Giunchigliani, on the other hand, is not entirely satisfied with the results of her initiative.

“It’s shameful,” she said. “Voting rights are very important, and everyone is interpreting [the law] differently. It’s been a huge problem … the intimidation of people. Some registrars, they do a match against felon rolls, but then don’t bother to find out if they have completed the sentence and are eligible. It should be automatic.”

Since the beginning of the year the Clark County Election Department has sent out more than 1,000 letters just like the one Cage received saying he was guilty of a crime for registering to vote.

“We do a match with Metro police on a monthly basis,” said Catherine Smith, Clark County Election Program Supervisor. “If a voter comes up as a match as an ex-felon, we cancel registration and send a letter. Inside the letter we send them a brochure that says what they need to do.”

The Election Department does not check with the department of corrections or the parole and probation office to see if the registrant has finished the sentence, however, because “we couldn’t work that out at the time of the change in the law,” Smith said.

“I don’t believe there is confusion after they receive the letter and read the brochure.”

The brochure that is sent out is a three-panel pamphlet in Spanish and English that, in a few paragraphs, describes the law and gives contact information for various state agencies that provide the appropriate documentation. At the end it says to call PLAN with any questions.

Cage found out he was eligible to vote when he went to see Rake at the PLAN offices in Downtown Las Vegas. Cage wanted help getting his record sealed now that he had surpassed the 15-year waiting period after the conclusion of his sentence. PLAN started seeing a flood of ex-felons interested in voting three or four months ago because of the high level of interest in this year’s presidential race, Rake said.

“It is extremely difficult for people to navigate the bureaucracy,” he said. “Essentially you need a piece of paper showing you went through the system, finished your sentence, and it was a nonviolent crime. But what if the crime was 20 years ago and in another state that automatically restores the right to vote so they don’t issue a paper? Everyone has a different system.”

Nevada is now one of eight states where some people with felony convictions can vote. In two states, Maine and Vermont, you never lose the right to vote, not even while incarcerated. In 13 states those on probation and on parole can vote; in five states only probationers can vote but not parolees; and in 20 states all who have completed their sentence can vote. In two states, Kentucky and Virginia, felon disenfranchisement is permanent.

“A lot of times, especially if it’s out of state, I have to tell the person, ‘I can’t help you.’ It’s frustrating, because the elections department sends them our way,” Rake said.

Proponents of simplifying the law and enfranchising felons say the change would ease the burden on state elections systems, decrease recidivism and put an end to policies that have a disproportionate effect on minorities and poor communities.

“This is sound public policy that will help people get more involved.
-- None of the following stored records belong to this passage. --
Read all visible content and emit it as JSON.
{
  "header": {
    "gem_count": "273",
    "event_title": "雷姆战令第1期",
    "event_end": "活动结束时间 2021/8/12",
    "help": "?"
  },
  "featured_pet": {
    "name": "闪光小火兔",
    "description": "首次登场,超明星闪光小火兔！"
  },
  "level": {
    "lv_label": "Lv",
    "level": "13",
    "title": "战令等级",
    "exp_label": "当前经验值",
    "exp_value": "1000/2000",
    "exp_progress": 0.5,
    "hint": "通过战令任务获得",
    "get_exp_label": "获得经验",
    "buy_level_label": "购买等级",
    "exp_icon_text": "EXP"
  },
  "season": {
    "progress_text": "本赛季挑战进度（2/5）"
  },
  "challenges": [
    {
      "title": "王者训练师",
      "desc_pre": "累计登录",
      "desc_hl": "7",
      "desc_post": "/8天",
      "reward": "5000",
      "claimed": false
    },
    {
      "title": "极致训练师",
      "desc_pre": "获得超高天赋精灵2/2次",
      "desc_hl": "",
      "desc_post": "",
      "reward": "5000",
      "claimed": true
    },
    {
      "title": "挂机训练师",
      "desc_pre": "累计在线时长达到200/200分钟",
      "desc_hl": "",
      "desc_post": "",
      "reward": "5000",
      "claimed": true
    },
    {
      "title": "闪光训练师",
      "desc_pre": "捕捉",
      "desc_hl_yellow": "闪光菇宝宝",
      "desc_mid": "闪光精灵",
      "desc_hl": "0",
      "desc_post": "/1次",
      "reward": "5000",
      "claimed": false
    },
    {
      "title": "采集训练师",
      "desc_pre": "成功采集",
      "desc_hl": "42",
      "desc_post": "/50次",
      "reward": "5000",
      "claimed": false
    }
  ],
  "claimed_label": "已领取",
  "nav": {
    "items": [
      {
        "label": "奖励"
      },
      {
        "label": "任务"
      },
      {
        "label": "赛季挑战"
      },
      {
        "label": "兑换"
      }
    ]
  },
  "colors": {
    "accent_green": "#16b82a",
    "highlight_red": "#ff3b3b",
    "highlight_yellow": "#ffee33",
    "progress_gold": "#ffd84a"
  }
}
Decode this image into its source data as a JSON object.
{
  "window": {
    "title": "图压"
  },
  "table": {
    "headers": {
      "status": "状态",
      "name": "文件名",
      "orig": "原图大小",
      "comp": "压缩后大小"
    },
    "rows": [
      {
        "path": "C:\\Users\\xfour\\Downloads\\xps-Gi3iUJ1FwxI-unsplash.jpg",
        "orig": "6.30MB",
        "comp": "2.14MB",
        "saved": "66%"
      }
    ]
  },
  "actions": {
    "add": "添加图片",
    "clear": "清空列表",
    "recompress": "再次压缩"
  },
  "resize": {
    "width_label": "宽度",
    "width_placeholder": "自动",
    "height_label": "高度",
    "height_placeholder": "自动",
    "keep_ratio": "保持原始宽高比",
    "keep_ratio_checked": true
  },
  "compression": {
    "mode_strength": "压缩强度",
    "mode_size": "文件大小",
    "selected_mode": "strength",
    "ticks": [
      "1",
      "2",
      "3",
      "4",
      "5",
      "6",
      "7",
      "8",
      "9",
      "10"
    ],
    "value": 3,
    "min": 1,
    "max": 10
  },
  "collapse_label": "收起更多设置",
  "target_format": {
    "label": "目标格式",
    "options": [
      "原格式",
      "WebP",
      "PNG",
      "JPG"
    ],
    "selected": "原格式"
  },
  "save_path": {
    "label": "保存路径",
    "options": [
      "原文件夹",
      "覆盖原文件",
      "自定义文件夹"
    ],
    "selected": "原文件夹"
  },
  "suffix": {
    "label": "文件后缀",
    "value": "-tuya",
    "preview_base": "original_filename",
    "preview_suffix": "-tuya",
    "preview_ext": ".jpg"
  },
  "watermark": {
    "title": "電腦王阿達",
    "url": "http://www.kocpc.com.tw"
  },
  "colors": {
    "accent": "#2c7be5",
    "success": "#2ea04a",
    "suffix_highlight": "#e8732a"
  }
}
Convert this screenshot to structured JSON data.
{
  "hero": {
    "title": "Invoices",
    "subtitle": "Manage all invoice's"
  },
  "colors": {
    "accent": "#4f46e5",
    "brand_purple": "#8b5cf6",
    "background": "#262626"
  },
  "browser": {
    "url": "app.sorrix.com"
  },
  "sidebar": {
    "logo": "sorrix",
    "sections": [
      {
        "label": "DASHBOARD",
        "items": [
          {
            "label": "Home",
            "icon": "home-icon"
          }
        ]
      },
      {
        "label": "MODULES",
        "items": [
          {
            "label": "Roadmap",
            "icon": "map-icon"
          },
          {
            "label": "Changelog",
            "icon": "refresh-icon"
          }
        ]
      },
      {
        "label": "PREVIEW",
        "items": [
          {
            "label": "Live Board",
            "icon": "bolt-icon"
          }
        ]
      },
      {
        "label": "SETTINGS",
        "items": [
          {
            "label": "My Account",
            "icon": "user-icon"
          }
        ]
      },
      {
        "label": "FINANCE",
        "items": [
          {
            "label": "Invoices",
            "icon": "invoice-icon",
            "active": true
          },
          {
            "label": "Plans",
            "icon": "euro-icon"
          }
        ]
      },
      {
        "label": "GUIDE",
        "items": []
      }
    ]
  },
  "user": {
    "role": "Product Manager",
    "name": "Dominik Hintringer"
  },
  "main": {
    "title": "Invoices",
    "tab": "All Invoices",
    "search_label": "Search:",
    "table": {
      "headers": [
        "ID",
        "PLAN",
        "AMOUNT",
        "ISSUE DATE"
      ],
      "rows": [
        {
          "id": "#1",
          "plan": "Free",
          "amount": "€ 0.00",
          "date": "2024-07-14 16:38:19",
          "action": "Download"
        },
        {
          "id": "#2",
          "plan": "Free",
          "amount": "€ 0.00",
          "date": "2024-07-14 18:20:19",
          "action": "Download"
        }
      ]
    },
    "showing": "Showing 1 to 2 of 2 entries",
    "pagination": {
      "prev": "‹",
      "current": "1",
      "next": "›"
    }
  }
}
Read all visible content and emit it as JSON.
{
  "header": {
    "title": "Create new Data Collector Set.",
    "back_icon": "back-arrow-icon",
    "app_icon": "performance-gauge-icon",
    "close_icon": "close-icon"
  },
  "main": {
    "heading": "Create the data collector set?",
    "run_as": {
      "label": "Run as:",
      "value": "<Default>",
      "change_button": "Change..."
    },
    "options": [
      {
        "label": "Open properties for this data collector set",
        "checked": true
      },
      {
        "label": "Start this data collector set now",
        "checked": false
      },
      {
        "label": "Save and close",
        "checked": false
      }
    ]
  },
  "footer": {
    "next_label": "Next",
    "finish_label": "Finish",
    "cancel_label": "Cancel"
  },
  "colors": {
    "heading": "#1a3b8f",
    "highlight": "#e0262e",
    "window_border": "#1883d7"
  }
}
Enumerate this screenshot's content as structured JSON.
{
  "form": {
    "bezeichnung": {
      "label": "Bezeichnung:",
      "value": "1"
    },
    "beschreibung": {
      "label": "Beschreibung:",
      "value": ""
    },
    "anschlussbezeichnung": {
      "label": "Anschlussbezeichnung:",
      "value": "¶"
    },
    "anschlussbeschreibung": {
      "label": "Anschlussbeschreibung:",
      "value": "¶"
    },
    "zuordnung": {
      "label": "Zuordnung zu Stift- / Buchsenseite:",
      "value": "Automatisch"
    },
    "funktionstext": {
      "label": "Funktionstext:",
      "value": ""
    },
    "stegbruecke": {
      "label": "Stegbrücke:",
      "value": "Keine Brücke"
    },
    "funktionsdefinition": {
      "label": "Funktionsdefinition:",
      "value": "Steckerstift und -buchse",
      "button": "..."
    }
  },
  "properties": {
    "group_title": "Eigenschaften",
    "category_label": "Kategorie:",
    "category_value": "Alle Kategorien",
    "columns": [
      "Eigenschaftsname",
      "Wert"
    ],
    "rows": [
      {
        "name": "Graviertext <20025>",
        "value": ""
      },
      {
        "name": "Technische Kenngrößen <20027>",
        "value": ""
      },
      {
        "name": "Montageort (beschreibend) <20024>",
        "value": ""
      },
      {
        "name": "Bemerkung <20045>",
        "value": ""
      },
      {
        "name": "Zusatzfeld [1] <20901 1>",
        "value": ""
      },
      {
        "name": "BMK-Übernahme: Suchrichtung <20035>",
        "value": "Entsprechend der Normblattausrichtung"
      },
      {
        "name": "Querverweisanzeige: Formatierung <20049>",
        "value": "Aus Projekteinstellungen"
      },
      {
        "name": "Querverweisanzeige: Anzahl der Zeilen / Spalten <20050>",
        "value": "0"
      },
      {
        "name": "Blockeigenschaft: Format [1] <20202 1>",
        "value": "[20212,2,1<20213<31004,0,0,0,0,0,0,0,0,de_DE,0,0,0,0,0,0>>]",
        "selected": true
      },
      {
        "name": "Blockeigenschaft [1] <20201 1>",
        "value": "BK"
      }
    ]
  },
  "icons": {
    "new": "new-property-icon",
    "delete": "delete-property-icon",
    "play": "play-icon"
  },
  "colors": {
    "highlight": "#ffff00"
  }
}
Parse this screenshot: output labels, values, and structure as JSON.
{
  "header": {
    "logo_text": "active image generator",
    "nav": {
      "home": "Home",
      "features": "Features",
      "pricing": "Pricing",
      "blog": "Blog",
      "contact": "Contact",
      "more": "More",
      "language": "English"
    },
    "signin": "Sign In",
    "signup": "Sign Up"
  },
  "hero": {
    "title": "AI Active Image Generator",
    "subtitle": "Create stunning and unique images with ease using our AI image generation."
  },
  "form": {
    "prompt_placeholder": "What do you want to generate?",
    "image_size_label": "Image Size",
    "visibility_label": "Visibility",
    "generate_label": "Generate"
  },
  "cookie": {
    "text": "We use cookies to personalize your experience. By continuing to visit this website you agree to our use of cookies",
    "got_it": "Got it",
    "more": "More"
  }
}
Voting isn’t a privilege; it is a right that is fundamental to civic life,” Rake said. “People who participate in the political process are less likely to re-offend. Since a disproportionate number of felons come from minority and poor communities, those neighborhoods are grossly underrepresented in elections. So now we have a situation where the people who have been failed by public policy are incapable of voting for the politicians who they feel can effect change.”

Cage has been busy with work recently, and trying to forget the threatening letter, but says he is planning to go to the Federal District Courthouse Downtown and seek out copies of his release papers from 1991. It’s worth it, because he wants to vote. He wants change.

“It is important, because I feel like I have a voice, you know,” Cage said as his tone peaked with excitement. “Because there may be a politician that wants to do things that I think need to be done … my vote can count, too. What kind of shit is this? You just take away all the person’s rights. Can’t vote. Can’t get a job. What can you do? We are worse off than illegal aliens.”